Here, we find ourselves in agreement with Guattari's conception that the "machine is the prerequisite for technology rather than its expression". Our line of reasoning has already led us to explore two key components of Guattari's concept of a machine5 :
- The "material and energetic" component
- The "semiotic, diagrammatic and algorithmic components" component
For those versed in information technology, the intricate workings of the DNA/RNA machinery must inspire awe.
Life is not the ultimate Machine
Despite its efficiency, this biological machinery is not infallible. It remains subject to errors that continuously modify genetic code, keeping life on Nature's inexorable path toward chaos.

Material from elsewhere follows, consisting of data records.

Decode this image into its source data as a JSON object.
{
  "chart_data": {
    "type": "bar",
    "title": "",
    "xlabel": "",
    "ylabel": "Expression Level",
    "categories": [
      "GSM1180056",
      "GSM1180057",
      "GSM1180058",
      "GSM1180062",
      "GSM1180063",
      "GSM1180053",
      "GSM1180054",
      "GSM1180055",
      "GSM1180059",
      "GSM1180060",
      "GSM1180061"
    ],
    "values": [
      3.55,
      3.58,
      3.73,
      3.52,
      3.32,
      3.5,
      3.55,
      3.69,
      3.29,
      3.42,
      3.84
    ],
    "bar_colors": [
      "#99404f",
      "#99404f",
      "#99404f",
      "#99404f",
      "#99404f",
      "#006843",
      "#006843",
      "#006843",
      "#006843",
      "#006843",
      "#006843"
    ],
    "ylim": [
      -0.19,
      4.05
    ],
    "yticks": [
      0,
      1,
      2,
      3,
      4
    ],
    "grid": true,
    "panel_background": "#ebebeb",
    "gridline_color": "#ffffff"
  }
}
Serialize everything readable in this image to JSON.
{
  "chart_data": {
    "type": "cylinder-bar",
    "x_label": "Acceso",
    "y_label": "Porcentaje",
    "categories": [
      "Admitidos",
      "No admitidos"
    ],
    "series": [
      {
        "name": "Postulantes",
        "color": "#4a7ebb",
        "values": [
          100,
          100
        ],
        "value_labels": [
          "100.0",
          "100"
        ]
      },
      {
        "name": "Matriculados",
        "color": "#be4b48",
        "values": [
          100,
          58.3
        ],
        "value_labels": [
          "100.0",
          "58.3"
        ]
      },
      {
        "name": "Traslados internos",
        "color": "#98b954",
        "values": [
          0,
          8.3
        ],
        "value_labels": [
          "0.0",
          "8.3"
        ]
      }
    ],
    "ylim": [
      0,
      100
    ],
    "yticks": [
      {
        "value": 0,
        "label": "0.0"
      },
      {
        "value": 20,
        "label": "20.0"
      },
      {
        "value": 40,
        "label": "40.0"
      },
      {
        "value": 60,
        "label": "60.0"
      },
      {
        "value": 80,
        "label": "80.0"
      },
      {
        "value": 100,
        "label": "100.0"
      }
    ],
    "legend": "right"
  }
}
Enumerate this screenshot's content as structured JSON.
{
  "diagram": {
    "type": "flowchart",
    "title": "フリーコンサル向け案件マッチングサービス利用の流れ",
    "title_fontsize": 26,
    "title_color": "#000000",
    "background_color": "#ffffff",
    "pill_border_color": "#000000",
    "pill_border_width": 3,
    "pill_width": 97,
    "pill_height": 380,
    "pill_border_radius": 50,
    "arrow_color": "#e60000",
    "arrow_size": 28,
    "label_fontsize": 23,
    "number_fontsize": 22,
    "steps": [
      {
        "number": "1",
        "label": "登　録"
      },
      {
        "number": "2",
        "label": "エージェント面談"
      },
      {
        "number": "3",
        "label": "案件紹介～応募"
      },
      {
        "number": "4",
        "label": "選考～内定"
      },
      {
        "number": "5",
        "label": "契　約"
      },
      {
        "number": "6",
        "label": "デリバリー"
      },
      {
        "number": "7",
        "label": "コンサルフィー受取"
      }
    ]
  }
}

These modifications occur through several mechanisms:
- Random mutations in existing genes (nucleotide sequences that encode protein production)
- The emergence of de novo genes from random mutations in non-coding DNA (which constitutes the majority of the genome)
- Horizontal gene transfers, where genetic information passes between species via intermediaries such as bacteria or retroviruses. Remarkably, it's estimated that up to 8% of the human genome consists of retrovirus remnants, even though humans don't naturally employ CRISPR-Cas9 mechanisms.
This constant tension between order and chaos contributes to the fragile equilibrium of biological systems, perpetually at risk of collapse under the relentless assaults of unpredictability and randomness. In nature's response to this challenge, we observe the creation of increasingly specific subsystems. These allow the 'machine' to concentrate its energy on defending an ever more restricted front against entropy.
Humans occupy a singular position as the only known life form to have harnessed and directed the Machine. This mastery has evolved through several stages: first by framing the machinic process, then by optimizing it (through augmentation or simplification) and finally by generalizing and multiplying it. In this endeavor, humanity has borrowed from life itself a proven method: subdividing systems into specialized subsystems. These increasingly specialized 'machines' combat chaos with growing efficiency.
Our Domesticated Machines series will examine many of these human-created machines. In the next few posts, we will keep Life as the common thread to gain deeper insights as to how Nature's technology inspired and guided the development of human machines.